The best time to begin your wealth management strategy is the first time you have money of your own – but most people are too young to realize this. Fortunately, it is never too late to begin setting up and fulfilling your wealth management goals. Commit to saving a large portion of your income, such as 20 percent or more, and you will soon begin to see your wealth plans come to fruition. The following strategies can help you steer the course.
Tip #1: Set the Framework
The best way to successfully build wealth is to have a plan for every cent that comes in. Begin by designing the framework for your plan. Determine your five-year, ten-year, twenty-year, retirement, and generational goals. For example, are you only concerned with building enough wealth in your 20s and 30s to fund a lavish retirement in your 50s and beyond, or do you envision setting up trust for your grandchildren or providing an endowment to your alma mater? Set down your goals and then determine what percentage of your savings will be directed into each goal. This way you are funding the framework from the very beginning, so nothing gets pushed aside.
Tip #2: Combine Resources
Whether it's with your spouse, a sibling, or another family member, creating a family culture around wealth building can help everyone reach their goals more quickly. For example, having your spouse on board with your goals ensures that you are both working together instead of against each other. This may mean some modification of your initial framework so it reflects both of your desires. Then, as your children reach adulthood, you can bring them into the family wealth strategy. When properly managed, this can lead to generational wealth that is passed down through your family.

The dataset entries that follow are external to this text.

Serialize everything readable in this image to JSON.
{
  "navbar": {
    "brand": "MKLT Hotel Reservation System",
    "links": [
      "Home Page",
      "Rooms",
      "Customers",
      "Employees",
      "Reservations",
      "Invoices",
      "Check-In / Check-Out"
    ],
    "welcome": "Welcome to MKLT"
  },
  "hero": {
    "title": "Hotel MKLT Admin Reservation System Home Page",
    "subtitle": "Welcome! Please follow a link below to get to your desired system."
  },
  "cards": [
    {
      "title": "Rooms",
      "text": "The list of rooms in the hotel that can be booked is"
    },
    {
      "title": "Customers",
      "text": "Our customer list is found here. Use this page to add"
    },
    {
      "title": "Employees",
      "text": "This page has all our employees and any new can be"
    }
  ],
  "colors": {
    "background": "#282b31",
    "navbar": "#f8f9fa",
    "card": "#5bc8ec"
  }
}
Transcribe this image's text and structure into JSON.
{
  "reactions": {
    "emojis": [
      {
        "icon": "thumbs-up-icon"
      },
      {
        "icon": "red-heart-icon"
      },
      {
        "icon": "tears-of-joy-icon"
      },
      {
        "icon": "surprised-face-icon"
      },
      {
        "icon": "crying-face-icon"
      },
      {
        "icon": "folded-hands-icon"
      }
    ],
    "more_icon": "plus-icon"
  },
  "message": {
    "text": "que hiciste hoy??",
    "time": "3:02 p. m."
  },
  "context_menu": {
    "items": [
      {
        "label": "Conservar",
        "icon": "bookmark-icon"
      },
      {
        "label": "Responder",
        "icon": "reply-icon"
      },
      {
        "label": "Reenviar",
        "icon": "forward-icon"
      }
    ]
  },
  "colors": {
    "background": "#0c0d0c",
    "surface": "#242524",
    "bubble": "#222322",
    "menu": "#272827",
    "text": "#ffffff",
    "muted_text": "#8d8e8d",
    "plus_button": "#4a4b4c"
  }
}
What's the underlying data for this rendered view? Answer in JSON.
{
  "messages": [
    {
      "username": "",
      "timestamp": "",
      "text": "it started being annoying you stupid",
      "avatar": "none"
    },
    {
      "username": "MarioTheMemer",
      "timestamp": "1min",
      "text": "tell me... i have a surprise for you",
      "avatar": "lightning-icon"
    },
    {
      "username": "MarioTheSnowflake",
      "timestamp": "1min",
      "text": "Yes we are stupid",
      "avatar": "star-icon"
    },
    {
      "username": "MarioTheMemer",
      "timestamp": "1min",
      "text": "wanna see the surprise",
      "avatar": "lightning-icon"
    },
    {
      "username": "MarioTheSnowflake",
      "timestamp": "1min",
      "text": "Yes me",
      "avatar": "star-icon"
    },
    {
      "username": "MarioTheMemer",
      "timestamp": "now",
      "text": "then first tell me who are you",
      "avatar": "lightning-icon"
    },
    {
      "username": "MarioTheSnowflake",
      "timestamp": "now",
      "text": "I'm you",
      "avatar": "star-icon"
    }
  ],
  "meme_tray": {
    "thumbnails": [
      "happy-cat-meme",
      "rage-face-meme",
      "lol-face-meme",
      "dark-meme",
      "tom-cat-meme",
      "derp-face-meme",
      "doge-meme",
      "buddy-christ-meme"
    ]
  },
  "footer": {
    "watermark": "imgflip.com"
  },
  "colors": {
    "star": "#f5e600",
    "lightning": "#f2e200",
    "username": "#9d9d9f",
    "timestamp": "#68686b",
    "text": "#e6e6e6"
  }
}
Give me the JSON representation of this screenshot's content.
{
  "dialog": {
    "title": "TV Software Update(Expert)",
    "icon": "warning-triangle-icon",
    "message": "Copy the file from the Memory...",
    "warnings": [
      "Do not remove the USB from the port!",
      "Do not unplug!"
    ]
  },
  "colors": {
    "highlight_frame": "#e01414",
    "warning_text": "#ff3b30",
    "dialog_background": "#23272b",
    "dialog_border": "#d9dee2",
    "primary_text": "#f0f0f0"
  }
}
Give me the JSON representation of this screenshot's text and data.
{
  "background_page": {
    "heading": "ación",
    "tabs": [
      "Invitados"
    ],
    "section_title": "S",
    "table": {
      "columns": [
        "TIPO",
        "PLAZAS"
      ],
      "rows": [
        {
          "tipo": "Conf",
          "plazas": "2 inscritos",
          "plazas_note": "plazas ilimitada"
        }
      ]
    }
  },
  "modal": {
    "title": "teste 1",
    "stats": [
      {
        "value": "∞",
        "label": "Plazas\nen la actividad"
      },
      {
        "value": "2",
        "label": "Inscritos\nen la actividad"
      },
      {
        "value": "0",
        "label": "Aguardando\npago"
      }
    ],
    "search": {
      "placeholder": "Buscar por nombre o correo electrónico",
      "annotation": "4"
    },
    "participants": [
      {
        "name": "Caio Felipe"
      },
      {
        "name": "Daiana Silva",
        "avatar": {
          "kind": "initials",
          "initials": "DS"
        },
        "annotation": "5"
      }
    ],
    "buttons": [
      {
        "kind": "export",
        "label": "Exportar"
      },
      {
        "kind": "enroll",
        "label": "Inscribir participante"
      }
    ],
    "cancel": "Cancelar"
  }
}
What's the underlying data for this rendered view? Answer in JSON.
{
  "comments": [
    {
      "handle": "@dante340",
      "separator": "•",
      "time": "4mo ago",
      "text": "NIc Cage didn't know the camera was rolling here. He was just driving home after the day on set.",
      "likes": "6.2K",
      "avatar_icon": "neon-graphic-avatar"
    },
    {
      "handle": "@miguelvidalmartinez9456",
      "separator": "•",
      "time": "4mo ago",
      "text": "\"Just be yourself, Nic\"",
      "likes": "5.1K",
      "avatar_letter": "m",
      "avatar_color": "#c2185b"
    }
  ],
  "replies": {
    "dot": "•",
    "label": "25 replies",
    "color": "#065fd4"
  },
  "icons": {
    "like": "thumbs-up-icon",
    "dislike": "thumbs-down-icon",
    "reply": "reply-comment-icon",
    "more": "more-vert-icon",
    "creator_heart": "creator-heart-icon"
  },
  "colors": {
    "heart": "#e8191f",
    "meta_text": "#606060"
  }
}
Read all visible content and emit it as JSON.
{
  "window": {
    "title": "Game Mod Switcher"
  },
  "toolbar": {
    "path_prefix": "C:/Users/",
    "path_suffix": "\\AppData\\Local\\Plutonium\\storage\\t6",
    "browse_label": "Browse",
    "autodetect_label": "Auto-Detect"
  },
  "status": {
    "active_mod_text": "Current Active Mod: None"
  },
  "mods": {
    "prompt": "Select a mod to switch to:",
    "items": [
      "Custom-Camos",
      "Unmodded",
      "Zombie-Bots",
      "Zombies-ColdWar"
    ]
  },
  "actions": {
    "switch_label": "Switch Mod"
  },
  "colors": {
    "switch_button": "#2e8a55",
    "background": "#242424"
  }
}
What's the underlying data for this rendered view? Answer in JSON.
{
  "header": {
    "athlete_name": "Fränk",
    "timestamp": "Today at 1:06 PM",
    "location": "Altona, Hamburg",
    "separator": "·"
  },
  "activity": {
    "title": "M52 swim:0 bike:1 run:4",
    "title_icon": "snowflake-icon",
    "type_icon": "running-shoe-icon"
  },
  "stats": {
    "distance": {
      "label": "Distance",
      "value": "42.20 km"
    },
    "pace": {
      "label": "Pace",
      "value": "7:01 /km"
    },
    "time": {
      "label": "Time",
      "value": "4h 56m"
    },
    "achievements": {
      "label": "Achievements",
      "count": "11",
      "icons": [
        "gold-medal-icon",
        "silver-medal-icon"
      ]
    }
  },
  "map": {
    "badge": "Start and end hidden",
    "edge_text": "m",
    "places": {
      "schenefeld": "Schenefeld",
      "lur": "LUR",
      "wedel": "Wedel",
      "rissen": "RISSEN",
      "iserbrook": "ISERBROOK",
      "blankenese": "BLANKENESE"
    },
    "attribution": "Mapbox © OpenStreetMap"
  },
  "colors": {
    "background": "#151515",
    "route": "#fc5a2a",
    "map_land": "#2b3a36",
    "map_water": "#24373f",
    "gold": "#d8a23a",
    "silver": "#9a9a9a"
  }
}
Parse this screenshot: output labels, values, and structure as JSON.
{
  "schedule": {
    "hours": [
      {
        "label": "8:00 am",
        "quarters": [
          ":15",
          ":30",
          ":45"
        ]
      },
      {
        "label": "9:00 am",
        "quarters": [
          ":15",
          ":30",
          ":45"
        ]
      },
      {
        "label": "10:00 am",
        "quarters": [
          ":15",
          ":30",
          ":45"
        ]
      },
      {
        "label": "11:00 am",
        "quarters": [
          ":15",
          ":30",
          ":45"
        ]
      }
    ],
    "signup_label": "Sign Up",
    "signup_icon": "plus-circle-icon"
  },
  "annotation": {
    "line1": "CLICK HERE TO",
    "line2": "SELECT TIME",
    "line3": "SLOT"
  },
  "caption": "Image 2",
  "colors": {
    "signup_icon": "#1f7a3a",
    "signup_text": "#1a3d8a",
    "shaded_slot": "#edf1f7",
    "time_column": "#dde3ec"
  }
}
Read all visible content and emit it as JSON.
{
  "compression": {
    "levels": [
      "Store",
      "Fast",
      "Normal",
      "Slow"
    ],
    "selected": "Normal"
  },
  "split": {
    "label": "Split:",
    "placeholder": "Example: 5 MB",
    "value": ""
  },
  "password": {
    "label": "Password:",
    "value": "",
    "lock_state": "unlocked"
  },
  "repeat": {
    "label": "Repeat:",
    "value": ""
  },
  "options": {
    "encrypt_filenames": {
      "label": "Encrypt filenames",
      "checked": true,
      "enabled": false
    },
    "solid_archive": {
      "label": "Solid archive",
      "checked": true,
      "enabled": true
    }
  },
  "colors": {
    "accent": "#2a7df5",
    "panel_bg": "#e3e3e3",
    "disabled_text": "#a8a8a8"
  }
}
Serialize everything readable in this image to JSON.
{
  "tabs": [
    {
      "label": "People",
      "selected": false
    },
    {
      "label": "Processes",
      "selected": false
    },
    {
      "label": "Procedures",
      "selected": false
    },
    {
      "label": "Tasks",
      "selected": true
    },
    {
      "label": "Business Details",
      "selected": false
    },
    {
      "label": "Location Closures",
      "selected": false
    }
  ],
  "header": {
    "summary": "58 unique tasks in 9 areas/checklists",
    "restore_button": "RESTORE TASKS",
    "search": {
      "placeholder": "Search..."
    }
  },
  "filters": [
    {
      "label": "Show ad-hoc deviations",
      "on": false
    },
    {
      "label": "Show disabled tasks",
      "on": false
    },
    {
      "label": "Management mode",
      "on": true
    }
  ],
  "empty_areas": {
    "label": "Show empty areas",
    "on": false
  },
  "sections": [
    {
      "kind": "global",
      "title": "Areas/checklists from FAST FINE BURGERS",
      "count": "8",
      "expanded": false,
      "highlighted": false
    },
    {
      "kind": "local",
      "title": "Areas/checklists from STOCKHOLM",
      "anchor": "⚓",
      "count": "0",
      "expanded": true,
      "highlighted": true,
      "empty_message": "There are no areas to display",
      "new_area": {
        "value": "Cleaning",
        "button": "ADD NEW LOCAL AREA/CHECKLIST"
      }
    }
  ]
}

Tip #3: Get Professional Help
Although it's a good idea to have a thorough working knowledge of the different investment vehicles and wealth earning systems that are powering your framework, managing them is a full time job. Trying to build wealth while also earning it through a business or full time employment is extremely difficult. This is where it is helpful to hire a wealth management firms. Many firms take on clients at various stages of their financial growth. Choose a firm with an investment philosophy similar to your own. You can then work closely with your fund managers to make sure your framework plan is being properly carried out.